65 Jumps – A Real Blind Man’s Bluff

We were not the only ones to enjoy jumping off the bluff. It’s a popular destination for anyone out on the lake, and other families frequent it, although more locals than tourists, many of whom prefer the smooth aisles of the Lake Placid Benetton to the pine needles, tree roots, and uneven bedrock of Bluff Island. Many times, another family or another group would appear, and we’d all share that feeling you get when just you and a few other people know some secret.

On August 16, 2002, two days after our discovery of Bluff Island we went back again. This day the Windels (Derek, Liz, Nathan, & Anna) came out too. After we were settled, another rather noisy large gang pulled up in canoes near the base of the bluff. It seemed to be youth group, with adult leaders and distinctly less-than-capable teenagers. They were blind. We couldn’t believe it. It was an “Outward Bound” type youth outing, bringing blind and disadvantaged kids canoe-camping in the Adirondacks for a few weeks. They tied up their watercraft and the leaders brought them up to the bluff. And they loved it.

The blind teenage boys fell into two stereotypes: big, strong black guys and skinny, pale white kids. The guides were middle-aged, and managed their charges with a casualness that surprised us. They all spread out and we all chatted and interacted. I was with one of the white kids, who wanted to sit by the water, right at the water’s edge, with his feet dangling in the water. “No, I don’t know how to swim,” he said. But when I pulled him back or moved him, he insisted that he wanted to feel his feet in the water. Somewhat ashamed that I had not grasped his interest in sensing the cool water of the lake lapping at his toes, I relented and brought him back to the edge.

Elaine noticed one of the larger black blind kids, Ellis, who was large enough, but not that muscular, and distinctly even less capable than the rest. “Stephen” she called in a voice of studied casualness that I understood immediately, “throw me one of those white cushions from the boat.” Yeah, one of the white life-saving cushions that Ellis could grab onto while he flailed in the water. I had rigged up a yellow line, extending down into the water, to assist out new sightless friends getting out of the water. (Many of them could swim, and had been jumping in.) But poor Ellis, he seemed to spend most of the time splashing away, half-drowning, hollering, and fumbling with the cushion and the rope, while Elaine watched and helped him as much as she could. He must have been more capable than he appeared, because the guides never made a move for him, and despite his continuous gurgling protests, he neither drowned nor did anyone haul him out of the water.

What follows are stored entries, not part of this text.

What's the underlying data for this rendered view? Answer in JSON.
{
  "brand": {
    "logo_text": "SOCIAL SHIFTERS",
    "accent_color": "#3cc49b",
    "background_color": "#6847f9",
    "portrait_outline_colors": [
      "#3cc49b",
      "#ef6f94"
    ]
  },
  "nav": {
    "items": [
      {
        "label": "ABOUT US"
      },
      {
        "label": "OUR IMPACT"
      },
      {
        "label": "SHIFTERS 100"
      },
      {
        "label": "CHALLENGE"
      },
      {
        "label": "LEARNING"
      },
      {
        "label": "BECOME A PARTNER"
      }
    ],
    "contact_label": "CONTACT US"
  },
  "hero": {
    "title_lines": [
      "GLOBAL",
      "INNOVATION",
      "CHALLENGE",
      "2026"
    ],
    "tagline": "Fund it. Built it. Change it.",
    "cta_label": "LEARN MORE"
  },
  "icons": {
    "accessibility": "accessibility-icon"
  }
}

Ellis’ behavior, and the guides indifferent approach to it, helped set up the final scene. Many of the blind kids had gone in the water, they all seemed to get along, and there were plenty of adults right there. It all seemed safe enough. When one of the big black blind kids picked up one of the skinny white ones, and took him to the edge of the bluff, with the intent to throw him in, I didn’t think much of it. The smaller kid was protesting, but no more vehemently than any sighted kid in the same situation. I glanced at the guides, who were unconcerned. The big kid stood up, raised the smaller one up high, faced right out onto the wide open lake … and then, to my speechless, frozen, horror, threw the damn kid sideways, … bouncing and scraping and howling down along the steeply slanting bluff. A few people went right in after him, and pulled him to safety, none the worse for wear, other than a long nasty scrape on his forearm.

We were all pretty shaken, and when the blind group paddled off, we were relieved that nothing worse had happened. The late afternoon sun went behind the clouds, the wind picked up, the temperature dropped, we packed up the boats, and headed in.